ANIPROTEIN is the Data Controller and can be contacted at:

• Email: [email protected]
• Phone: +57 (601) 7044524

7. PURPOSES OF DATA PROCESSING

ANIPROTEIN processes data for legitimate purposes in accordance with the law, including:

• Use of data solely for its legitimate business activities
• Access to website services and downloads
• Storing data in its information systems and databases
• Transferring or transmitting data as needed for operations
• Sharing data with third parties under contractual agreements
• Performing administrative and security activities

8. RIGHTS OF DATA SUBJECTS

The data subject may exercise the following rights:

8.1. Right to Information and Access – To be informed of the origin, use, and purpose of their data.

8.2. Right to File Complaints:

• Correction of inaccurate or incomplete data
• Deletion of inappropriate or excessive data
• Revocation of authorization
• Reporting of legal breaches

8.3. Right to Request Authorization Proof

8.4. Right to File Complaints with Authorities after internal remedies are exhausted

8.5. Right to Revoke Consent and Request Data Deletion

9. DATA COLLECTION AUTHORIZATION

ANIPROTEIN will request authorization from the data subject at the time of data collection, indicating the purpose and retaining proof of consent.

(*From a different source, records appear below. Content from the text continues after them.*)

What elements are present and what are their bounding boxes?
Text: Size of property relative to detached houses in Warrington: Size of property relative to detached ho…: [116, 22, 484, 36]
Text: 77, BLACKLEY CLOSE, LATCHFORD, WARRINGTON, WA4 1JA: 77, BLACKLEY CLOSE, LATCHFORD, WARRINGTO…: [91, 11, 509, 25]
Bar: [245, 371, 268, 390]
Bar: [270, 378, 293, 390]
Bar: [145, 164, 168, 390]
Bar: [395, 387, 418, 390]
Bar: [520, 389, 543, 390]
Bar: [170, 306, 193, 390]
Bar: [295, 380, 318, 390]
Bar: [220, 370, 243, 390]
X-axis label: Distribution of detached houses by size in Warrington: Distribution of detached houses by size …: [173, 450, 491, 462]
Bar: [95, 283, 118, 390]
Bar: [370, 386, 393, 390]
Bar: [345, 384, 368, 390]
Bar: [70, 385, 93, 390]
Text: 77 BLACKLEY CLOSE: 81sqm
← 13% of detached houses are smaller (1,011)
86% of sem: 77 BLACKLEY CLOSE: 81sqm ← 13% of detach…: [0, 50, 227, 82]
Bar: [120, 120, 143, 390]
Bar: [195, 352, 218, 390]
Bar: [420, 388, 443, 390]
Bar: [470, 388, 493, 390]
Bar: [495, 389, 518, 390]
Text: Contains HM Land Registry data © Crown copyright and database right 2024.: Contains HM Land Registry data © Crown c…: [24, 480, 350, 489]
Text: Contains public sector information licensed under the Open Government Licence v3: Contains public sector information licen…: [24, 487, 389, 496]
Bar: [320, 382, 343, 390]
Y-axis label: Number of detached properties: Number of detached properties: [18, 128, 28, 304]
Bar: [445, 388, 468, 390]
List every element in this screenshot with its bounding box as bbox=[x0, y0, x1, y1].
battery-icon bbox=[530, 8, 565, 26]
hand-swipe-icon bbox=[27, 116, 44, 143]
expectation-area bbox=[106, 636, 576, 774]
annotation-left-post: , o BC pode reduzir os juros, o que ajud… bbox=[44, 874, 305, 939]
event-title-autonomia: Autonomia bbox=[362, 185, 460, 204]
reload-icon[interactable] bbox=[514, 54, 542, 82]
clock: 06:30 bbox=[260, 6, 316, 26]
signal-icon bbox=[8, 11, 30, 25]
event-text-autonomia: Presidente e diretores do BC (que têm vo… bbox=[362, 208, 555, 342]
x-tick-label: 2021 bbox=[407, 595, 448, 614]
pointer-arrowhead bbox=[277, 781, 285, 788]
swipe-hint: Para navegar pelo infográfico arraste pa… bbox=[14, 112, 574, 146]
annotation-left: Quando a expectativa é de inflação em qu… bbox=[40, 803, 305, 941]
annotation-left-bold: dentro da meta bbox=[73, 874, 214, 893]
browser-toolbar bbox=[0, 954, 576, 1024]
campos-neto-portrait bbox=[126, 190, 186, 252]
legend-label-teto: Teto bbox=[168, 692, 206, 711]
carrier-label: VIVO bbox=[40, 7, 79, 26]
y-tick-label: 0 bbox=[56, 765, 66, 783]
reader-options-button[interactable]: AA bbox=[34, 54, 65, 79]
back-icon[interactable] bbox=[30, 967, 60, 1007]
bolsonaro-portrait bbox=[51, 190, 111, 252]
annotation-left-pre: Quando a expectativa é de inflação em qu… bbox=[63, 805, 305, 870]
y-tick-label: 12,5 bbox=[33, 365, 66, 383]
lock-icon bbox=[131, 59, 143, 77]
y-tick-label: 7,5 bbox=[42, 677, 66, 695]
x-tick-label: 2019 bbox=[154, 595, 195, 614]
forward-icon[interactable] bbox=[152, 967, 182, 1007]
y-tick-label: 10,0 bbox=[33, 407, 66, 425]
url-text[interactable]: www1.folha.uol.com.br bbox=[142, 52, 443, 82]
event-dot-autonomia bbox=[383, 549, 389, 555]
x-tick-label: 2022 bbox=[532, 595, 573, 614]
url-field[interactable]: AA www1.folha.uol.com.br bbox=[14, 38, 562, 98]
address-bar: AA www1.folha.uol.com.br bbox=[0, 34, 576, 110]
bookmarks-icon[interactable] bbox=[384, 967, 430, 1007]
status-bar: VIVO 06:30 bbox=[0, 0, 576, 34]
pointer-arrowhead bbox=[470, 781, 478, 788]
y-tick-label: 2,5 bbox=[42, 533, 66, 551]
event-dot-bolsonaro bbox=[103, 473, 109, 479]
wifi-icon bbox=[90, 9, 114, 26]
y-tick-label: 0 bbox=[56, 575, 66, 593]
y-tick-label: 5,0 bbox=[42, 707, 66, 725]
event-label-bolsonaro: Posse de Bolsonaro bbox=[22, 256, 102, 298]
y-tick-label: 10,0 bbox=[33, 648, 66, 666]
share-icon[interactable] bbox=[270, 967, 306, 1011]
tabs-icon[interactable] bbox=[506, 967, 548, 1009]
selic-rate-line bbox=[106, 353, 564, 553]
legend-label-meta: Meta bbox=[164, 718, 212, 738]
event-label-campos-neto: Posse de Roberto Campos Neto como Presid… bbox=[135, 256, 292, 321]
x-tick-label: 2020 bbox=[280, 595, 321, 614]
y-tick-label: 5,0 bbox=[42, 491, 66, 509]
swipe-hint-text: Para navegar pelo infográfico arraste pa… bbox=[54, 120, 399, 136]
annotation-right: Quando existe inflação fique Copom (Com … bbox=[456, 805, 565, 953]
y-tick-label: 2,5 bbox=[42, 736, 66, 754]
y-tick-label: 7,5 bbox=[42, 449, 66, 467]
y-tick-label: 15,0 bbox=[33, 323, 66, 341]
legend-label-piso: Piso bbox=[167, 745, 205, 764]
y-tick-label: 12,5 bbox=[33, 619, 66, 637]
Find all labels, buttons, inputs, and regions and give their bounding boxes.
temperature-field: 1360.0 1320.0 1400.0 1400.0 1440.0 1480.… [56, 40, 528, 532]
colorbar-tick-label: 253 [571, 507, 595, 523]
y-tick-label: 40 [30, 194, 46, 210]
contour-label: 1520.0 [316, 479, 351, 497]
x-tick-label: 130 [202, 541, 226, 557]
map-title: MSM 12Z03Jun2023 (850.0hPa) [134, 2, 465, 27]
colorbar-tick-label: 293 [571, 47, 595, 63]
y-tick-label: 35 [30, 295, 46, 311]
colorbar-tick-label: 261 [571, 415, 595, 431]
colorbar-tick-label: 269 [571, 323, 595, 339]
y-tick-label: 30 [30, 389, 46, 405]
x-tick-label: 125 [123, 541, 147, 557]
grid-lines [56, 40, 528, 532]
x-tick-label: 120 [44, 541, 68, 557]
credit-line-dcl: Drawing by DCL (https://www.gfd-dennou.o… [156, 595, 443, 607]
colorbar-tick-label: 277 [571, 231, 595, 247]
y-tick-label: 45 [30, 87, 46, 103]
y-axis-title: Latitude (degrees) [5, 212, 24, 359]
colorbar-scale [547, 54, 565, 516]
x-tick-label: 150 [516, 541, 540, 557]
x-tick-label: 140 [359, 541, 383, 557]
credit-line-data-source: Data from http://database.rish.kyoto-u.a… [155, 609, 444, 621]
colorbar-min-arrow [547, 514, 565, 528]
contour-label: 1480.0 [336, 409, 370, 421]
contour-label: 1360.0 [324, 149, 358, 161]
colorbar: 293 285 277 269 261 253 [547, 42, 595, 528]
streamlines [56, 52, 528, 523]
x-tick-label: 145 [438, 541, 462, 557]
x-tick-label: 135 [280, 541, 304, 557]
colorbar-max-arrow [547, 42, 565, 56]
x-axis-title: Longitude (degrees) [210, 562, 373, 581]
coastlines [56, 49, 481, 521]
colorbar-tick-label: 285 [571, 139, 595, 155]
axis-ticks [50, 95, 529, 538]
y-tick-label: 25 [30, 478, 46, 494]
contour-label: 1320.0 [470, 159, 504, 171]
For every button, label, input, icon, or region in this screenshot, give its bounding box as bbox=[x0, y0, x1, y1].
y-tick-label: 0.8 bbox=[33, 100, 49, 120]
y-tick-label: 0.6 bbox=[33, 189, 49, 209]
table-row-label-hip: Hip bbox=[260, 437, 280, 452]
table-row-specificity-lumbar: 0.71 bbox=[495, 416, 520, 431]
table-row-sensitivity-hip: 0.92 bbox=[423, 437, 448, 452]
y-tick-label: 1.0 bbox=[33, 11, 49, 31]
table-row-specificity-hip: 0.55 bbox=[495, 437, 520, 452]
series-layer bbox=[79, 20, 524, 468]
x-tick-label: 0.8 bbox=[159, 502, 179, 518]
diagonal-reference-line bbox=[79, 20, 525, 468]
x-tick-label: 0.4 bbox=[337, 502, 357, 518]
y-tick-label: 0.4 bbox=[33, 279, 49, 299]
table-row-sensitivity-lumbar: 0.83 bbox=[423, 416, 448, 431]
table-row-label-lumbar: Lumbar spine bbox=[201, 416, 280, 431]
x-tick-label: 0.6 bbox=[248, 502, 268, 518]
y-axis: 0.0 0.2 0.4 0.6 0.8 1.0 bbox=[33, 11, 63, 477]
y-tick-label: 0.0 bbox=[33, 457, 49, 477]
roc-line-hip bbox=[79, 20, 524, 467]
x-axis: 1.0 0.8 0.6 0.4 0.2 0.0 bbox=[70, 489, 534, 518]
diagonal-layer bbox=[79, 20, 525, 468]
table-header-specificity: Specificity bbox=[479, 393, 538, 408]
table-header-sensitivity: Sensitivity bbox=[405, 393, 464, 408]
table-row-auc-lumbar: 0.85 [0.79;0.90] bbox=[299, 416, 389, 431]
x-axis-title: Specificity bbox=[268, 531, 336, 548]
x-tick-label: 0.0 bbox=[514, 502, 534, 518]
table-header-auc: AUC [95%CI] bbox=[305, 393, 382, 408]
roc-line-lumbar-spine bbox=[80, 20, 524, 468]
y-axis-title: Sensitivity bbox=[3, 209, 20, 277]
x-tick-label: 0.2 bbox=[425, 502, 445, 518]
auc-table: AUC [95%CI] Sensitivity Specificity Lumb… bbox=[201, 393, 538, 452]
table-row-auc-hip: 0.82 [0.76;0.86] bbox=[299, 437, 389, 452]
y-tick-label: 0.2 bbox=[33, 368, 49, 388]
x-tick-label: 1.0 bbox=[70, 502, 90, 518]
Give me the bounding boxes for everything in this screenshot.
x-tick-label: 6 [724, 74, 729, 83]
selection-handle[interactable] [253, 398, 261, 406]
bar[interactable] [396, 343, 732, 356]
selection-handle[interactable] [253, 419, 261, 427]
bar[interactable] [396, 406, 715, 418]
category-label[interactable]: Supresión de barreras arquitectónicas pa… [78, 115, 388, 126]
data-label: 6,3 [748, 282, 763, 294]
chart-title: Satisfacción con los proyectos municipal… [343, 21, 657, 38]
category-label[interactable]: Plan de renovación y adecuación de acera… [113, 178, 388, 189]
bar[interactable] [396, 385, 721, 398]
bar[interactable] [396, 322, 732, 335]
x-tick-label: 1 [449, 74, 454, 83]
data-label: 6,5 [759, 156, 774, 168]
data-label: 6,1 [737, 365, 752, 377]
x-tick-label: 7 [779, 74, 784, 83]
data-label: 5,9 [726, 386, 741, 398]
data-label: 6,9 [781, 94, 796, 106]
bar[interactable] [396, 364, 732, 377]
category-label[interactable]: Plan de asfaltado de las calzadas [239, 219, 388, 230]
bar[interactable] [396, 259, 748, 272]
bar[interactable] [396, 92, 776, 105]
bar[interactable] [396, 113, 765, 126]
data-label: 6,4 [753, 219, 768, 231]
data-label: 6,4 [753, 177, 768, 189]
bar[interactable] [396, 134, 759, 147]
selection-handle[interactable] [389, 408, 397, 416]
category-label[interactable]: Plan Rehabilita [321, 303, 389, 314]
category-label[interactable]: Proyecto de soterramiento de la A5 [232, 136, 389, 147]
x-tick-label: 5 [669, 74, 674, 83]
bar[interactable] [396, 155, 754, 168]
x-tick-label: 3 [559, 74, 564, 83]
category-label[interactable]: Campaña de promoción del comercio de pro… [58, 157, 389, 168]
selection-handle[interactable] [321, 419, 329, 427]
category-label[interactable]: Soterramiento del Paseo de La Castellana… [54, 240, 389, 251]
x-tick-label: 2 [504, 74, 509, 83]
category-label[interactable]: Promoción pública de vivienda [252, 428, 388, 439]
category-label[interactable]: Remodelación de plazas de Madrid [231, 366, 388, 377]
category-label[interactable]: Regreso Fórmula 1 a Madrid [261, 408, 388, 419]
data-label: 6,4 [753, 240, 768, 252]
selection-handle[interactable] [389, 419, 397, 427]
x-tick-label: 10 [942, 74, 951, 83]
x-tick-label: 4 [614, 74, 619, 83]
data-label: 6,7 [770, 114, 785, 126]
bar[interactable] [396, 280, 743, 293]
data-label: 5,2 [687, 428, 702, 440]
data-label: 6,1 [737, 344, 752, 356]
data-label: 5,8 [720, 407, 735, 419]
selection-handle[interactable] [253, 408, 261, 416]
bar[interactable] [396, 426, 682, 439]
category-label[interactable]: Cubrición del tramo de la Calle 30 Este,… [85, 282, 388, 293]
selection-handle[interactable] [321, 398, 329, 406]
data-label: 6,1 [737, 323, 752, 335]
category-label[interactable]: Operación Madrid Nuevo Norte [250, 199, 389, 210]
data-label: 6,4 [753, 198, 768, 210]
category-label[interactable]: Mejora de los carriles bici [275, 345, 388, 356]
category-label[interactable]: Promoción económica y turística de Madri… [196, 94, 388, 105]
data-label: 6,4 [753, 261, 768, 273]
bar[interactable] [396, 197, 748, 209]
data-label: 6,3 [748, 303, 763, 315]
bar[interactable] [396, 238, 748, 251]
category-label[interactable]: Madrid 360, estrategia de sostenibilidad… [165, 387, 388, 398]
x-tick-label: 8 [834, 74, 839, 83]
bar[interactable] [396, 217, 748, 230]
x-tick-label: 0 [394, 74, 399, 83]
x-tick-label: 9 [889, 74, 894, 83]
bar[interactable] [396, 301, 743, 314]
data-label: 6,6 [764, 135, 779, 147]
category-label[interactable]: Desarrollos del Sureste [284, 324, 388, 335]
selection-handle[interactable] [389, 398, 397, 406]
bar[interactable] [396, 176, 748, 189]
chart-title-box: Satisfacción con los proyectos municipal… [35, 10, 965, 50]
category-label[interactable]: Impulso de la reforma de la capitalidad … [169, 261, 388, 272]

10. PROCESSING OF MINORS’ DATA

In accordance with the law, ANIPROTEIN is not authorized to process minors’ data, except when:

• It serves the best interests of the child
• It respects the child’s fundamental rights

11. DATA SUBJECT SUPPORT

The DPO will address requests from data subjects via:

• Phone: (601) 7044524
• Email: [email protected]

12. PROCEDURES TO EXERCISE RIGHTS

12.1. Access Requests – Free once per calendar month or when policy changes occur
12.2. Complaints and Claims – Must include full identification and justification
Incomplete claims must be corrected within two (2) months, or they will be considered withdrawn.

Resolution times:

• Access: within 10 business days (extendable by 5)
• Complaints: within 15 business days (extendable by 8)

13. SECURITY MEASURES

ANIPROTEIN will implement appropriate security measures and require the same from third-party processors via contractual agreements.

14. INCIDENT MANAGEMENT

Incidents (loss, theft, unauthorized access) must be reported immediately to the DPO. ANIPROTEIN maintains an incident log and informs authorities and data subjects as needed.

15. RISK MANAGEMENT

A risk management system will be in place, assessing technological, human, infrastructure, and process vulnerabilities, aiming to minimize harm from potential incidents.

16. DATA DISCLOSURE TO AUTHORITIES

Any request by an authority will be verified for legality and documented, ensuring the rights of the data subject are protected.

17. INTERNATIONAL DATA TRANSFER

Permitted only if the recipient country ensures adequate protection or under specific legal scenarios (e.g., consent, health, contractual necessity, public interest).

18. INFORMATION SECURITY

ANIPROTEIN maintains policies and technical safeguards to ensure the integrity, confidentiality, and availability of personal data and requires the same of third parties.

19. DOCUMENT MANAGEMENT

Both physical and digital documents containing personal data will be protected. Distribution will be documented and traceable, with responsibility assigned for confidentiality.

20. VALIDITY

ANIPROTEIN will retain data only as long as necessary for its purposes or as legally required. This policy is effective as of January 27, 2025, and remains in force indefinitely.